Tetramer release assay
Tetramer release assay was performed as described (31). Single-cell TG suspensions were stained with gB498–505 tetramer for 1 h at 37°C, the cells were then washed and incubated with anti-H-2Db/Kb Ab to avoid tetramer rebinding (28-8-6; BD Pharmingen) at 37°C for the designated times. Cells were then stained with anti-CD8α and anti-CD45 mAB, and analyzed via flow cytometry to observe loss of tetramer over time. Data are CD8+ tetramer+ cells as a percentage mean fluorescence intensity (MFI) ± SEM of the maximal binding observed at time zero (n = 10 mice per group).
Detection of infectious virus on corneas
The corneal surfaces of mice were swabbed with sterile Weck-Cel surgical spears (Medtronic Solan, Jacksonville, FL) on days 2, 4, 6, and 8 after HSV-1 infection; spears were placed in 0.5 ml RPMI and frozen at −80°C until assayed. Samples were added to confluent Vero cells, incubated for 1 h at 37°C, and overlayed with 0.5% methylcellulose. The cultures were incubated for 72 h, fixed with formalin, and stained with crystal violet. Viral cytopathic effect was detected with the aid of a dissecting microscope.

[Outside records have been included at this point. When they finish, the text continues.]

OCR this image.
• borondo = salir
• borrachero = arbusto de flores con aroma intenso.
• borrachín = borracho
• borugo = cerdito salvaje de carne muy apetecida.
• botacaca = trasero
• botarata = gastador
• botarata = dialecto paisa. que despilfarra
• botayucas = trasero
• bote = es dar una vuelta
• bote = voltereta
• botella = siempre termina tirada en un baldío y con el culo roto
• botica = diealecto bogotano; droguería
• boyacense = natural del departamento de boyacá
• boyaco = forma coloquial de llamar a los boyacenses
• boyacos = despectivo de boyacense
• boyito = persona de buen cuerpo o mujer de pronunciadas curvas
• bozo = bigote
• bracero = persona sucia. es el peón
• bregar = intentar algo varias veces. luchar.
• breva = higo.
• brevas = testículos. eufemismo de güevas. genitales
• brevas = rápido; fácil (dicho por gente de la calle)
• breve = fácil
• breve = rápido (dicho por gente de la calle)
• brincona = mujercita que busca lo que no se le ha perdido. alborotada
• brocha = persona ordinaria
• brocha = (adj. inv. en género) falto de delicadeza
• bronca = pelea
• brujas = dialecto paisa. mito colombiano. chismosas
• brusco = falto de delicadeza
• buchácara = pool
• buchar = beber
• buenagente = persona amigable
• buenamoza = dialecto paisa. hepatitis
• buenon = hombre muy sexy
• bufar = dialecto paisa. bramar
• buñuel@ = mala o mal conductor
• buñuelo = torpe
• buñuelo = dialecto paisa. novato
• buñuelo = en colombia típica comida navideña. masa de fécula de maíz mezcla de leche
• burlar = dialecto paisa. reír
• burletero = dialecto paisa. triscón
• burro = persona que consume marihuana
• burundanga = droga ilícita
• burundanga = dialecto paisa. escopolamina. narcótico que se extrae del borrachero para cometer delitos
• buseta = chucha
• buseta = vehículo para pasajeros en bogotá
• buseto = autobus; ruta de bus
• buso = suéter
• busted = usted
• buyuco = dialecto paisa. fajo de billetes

Quantitative real-time PCR
Total DNA was isolated from single-cell TG suspensions using DNeasy columns according to manufacturer’s instructions (Qiagen, Valencia, CA). DNA was quantified by spectrophotometry and diluted to 1 ng/μl in nuclease-free dH2
All statistical analyses were performed with GraphPad Prism 5 (San Diego, CA) software using a two-tailed unpaired t test with 95% confidence.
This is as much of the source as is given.